CR3 News Magazine 2017 VOL 4: SEPTEMBER Radon Resolutions - Page 35

RADON AND CANCER

Several national and international agencies study different substances in the environment to determine if they can cause cancer. (A substance that causes cancer or helps cancer grow is called a carcinogen.) The American Cancer Society looks to these organizations to evaluate the risks based on evidence from laboratory, animal, and human research studies.

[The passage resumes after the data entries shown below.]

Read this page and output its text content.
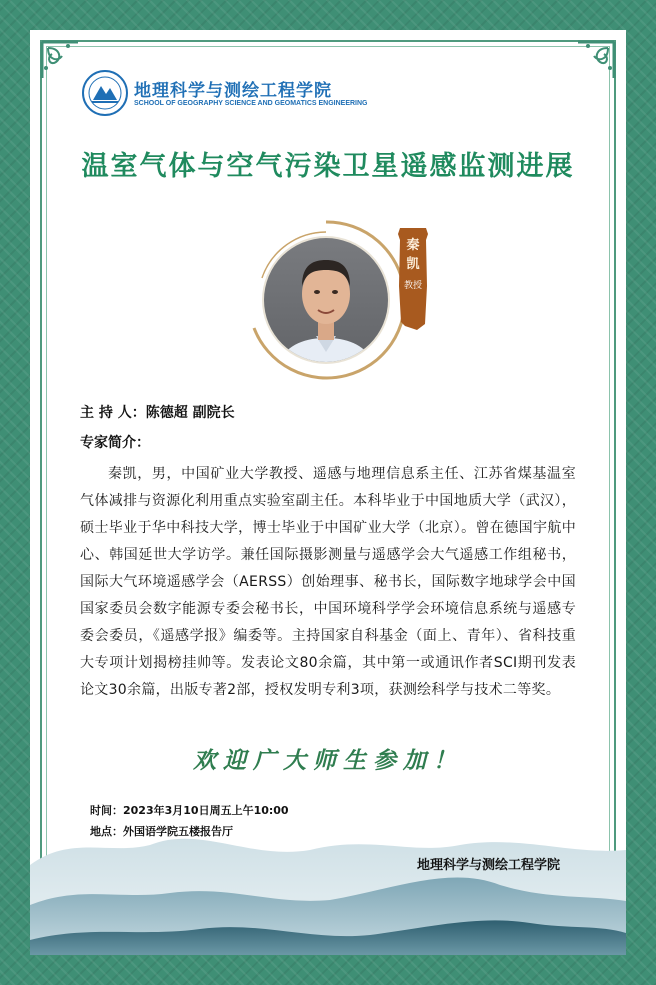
地理科学与测绘工程学院
SCHOOL OF GEOGRAPHY SCIENCE AND GEOMATICS ENGINEERING
温室气体与空气污染卫星遥感监测进展
秦凯
教授
主 持 人：陈德超 副院长
专家简介：
秦凯，男，中国矿业大学教授、遥感与地理信息系主任、江苏省煤基温室气体减排与资源化利用重点实验室副主任。本科毕业于中国地质大学（武汉），硕士毕业于华中科技大学，博士毕业于中国矿业大学（北京）。曾在德国宇航中心、韩国延世大学访学。兼任国际摄影测量与遥感学会大气遥感工作组秘书，国际大气环境遥感学会（AERSS）创始理事、秘书长，国际数字地球学会中国国家委员会数字能源专委会秘书长，中国环境科学学会环境信息系统与遥感专委会委员，《遥感学报》编委等。主持国家自科基金（面上、青年）、省科技重大专项计划揭榜挂帅等。发表论文80余篇，其中第一或通讯作者SCI期刊发表论文30余篇，出版专著2部，授权发明专利3项，获测绘科学与技术二等奖。
欢迎广大师生参加！
时间：2023年3月10日周五上午10:00
地点：外国语学院五楼报告厅
地理科学与测绘工程学院
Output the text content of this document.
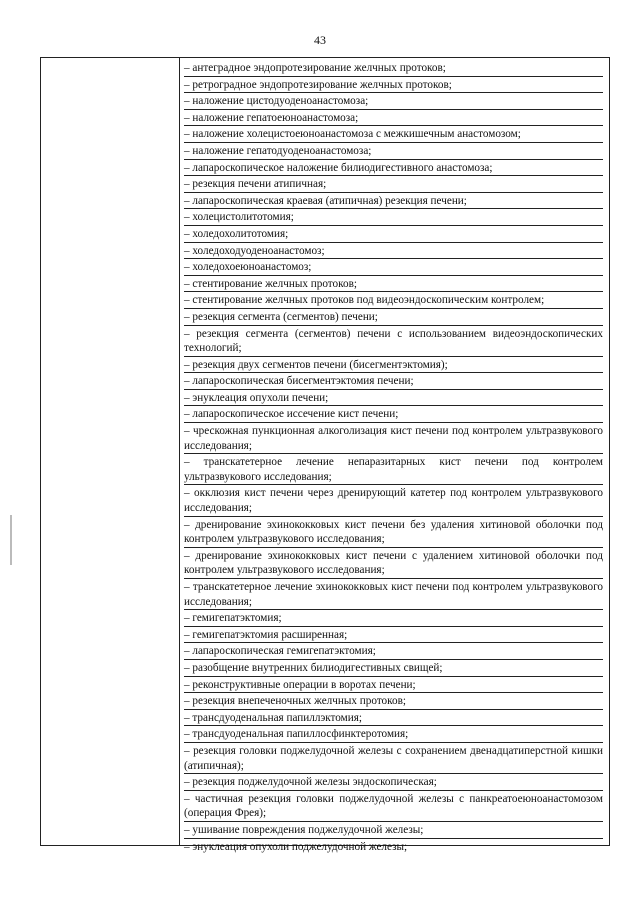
43
– антеградное эндопротезирование желчных протоков;
– ретроградное эндопротезирование желчных протоков;
– наложение цистодуоденоанастомоза;
– наложение гепатоеюноанастомоза;
– наложение холецистоеюноанастомоза с межкишечным анастомозом;
– наложение гепатодуоденоанастомоза;
– лапароскопическое наложение билиодигестивного анастомоза;
– резекция печени атипичная;
– лапароскопическая краевая (атипичная) резекция печени;
– холецистолитотомия;
– холедохолитотомия;
– холедоходуоденоанастомоз;
– холедохоеюноанастомоз;
– стентирование желчных протоков;
– стентирование желчных протоков под видеоэндоскопическим контролем;
– резекция сегмента (сегментов) печени;
– резекция сегмента (сегментов) печени с использованием видеоэндоскопических технологий;
– резекция двух сегментов печени (бисегментэктомия);
– лапароскопическая бисегментэктомия печени;
– энуклеация опухоли печени;
– лапароскопическое иссечение кист печени;
– чрескожная пункционная алкоголизация кист печени под контролем ультразвукового исследования;
– транскатетерное лечение непаразитарных кист печени под контролем ультразвукового исследования;
– окклюзия кист печени через дренирующий катетер под контролем ультразвукового исследования;
– дренирование эхинококковых кист печени без удаления хитиновой оболочки под контролем ультразвукового исследования;
– дренирование эхинококковых кист печени с удалением хитиновой оболочки под контролем ультразвукового исследования;
– транскатетерное лечение эхинококковых кист печени под контролем ультразвукового исследования;
– гемигепатэктомия;
– гемигепатэктомия расширенная;
– лапароскопическая гемигепатэктомия;
– разобщение внутренних билиодигестивных свищей;
– реконструктивные операции в воротах печени;
– резекция внепеченочных желчных протоков;
– трансдуоденальная папиллэктомия;
– трансдуоденальная папиллосфинктеротомия;
– резекция головки поджелудочной железы с сохранением двенадцатиперстной кишки (атипичная);
– резекция поджелудочной железы эндоскопическая;
– частичная резекция головки поджелудочной железы с панкреатоеюноанастомозом (операция Фрея);
– ушивание повреждения поджелудочной железы;
– энуклеация опухоли поджелудочной железы;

Based on animal and human evidence, several expert agencies have evaluated the cancer-causing potential of radon.

The International Agency for Research on Cancer (IARC) is part of the World Health Organization (WHO). One of its goals is to identify causes of cancer. Based on sufficient evidence that radon and its progeny can cause lung cancer, IARC classifies them as “carcinogenic to humans.”

The National Toxicology Program (NTP) is formed from parts of several different US government agencies, including the National Institutes of Health (NIH), the Centers for Disease Control and Prevention (CDC), and the Food and Drug Administration (FDA). The NTP has classified radon as “known to be a human carcinogen.”

The US Environmental Protection Agency (EPA) monitors the human health effects from exposure to various substances in the environment. The EPA lists radon as the second leading cause of lung cancer and the number one cause of lung cancer among non-smokers, estimating it is responsible for about 20,000 lung cancer deaths every year.